Ashley Ladouceur is an Ottawa-based photographer who has a graphic arts degree.  "I’ve built my portfolio by working with non-profit organizations, artists, Government departments and Private firms," she writes on her bio page on her tumblr site.  "On my spare time, I brainstorm ideas and create projects that somehow impact the lives of children living in Colombia."  Her work includes urban landscapes, street fashion and portraits.  If you want to see more of her work check out her pinterest site.

I like discovering photo-blogs that focus on different Ottawa neighbourhoods.  I was therefore quite pleased when I came across Glebester.  While this tumblr site was last updated a couple of months, it does contain many beautiful photographs of the Glebe.

Local photographer Stephen Harrison was born in Ottawa in 1983 and grew up in the rural village of Dunrobin, which is located a few kilometers northwest of Canada’s capital.  A graduate of Algonquin College's photography program, he likes to explore nature by taking photos of deep forests, expansive fields, flowers and winding creeks.
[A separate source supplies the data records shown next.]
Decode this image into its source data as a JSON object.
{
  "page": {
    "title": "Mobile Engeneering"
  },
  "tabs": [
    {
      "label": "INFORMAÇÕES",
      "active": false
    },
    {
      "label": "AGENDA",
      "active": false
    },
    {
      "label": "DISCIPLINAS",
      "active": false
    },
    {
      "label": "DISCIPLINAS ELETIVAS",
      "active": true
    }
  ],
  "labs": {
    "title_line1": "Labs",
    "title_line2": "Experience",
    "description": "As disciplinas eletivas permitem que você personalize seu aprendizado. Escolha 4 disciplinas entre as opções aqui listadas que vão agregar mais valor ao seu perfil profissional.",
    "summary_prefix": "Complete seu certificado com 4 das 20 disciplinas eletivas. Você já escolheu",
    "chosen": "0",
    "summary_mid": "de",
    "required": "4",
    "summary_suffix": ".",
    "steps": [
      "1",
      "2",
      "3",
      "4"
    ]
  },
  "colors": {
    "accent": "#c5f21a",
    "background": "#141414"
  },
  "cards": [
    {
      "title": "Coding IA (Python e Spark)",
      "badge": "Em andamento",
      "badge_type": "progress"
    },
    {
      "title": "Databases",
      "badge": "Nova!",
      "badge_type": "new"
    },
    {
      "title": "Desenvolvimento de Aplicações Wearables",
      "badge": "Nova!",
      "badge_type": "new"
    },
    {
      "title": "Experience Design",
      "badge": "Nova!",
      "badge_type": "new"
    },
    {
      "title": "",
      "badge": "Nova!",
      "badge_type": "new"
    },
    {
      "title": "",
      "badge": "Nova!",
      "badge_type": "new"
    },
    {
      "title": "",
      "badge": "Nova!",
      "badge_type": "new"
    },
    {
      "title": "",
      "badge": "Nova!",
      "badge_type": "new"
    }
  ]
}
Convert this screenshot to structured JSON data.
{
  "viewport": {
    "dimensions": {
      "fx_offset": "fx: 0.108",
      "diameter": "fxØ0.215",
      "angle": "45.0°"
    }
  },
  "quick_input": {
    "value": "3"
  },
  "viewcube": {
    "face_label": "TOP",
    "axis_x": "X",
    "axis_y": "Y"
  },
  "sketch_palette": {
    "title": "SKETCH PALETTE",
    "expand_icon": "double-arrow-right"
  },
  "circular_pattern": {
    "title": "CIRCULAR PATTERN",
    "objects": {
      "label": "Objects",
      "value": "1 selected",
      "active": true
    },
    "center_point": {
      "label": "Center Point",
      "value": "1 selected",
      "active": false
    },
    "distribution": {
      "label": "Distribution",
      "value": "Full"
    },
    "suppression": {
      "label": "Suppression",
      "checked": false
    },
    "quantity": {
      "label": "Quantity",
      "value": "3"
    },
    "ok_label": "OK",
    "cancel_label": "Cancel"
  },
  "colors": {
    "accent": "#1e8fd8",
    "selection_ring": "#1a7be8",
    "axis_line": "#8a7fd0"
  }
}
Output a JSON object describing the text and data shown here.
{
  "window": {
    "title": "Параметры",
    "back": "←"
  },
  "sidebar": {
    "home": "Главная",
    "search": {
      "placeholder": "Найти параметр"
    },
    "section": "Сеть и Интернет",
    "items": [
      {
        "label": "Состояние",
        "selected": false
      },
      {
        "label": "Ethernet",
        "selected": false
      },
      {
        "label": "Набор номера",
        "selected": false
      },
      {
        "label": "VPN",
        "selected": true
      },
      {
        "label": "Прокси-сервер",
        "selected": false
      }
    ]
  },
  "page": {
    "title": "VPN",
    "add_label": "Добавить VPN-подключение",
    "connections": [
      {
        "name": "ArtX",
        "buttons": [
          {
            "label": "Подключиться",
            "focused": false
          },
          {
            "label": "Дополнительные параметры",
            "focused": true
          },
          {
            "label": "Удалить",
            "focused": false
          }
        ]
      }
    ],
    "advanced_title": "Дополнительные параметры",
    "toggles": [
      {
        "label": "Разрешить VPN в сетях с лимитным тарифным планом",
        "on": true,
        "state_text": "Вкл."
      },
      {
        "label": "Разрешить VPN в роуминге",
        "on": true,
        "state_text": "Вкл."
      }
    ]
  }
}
His work, however, also includes really intriguing artistic shots that range from ice sculptures, to a fascinating shoot involving garbage, to a fire on an OC Transpo bus.  While his photo-blog is only updated on a periodic basis, (the most recent post on the site is from April), his work is definitely worth checking out.

I do not know a lot about Broke Billionaire Media. According to their tumblr site bio, they are "A group of individuals determined to usher in a new type of groove where ever and whenever possible. Dope Music. Good People. Great Atmospheres. That’s what we’re about."  True to this description, the publish photographs of club parties, as well as running an instagram site.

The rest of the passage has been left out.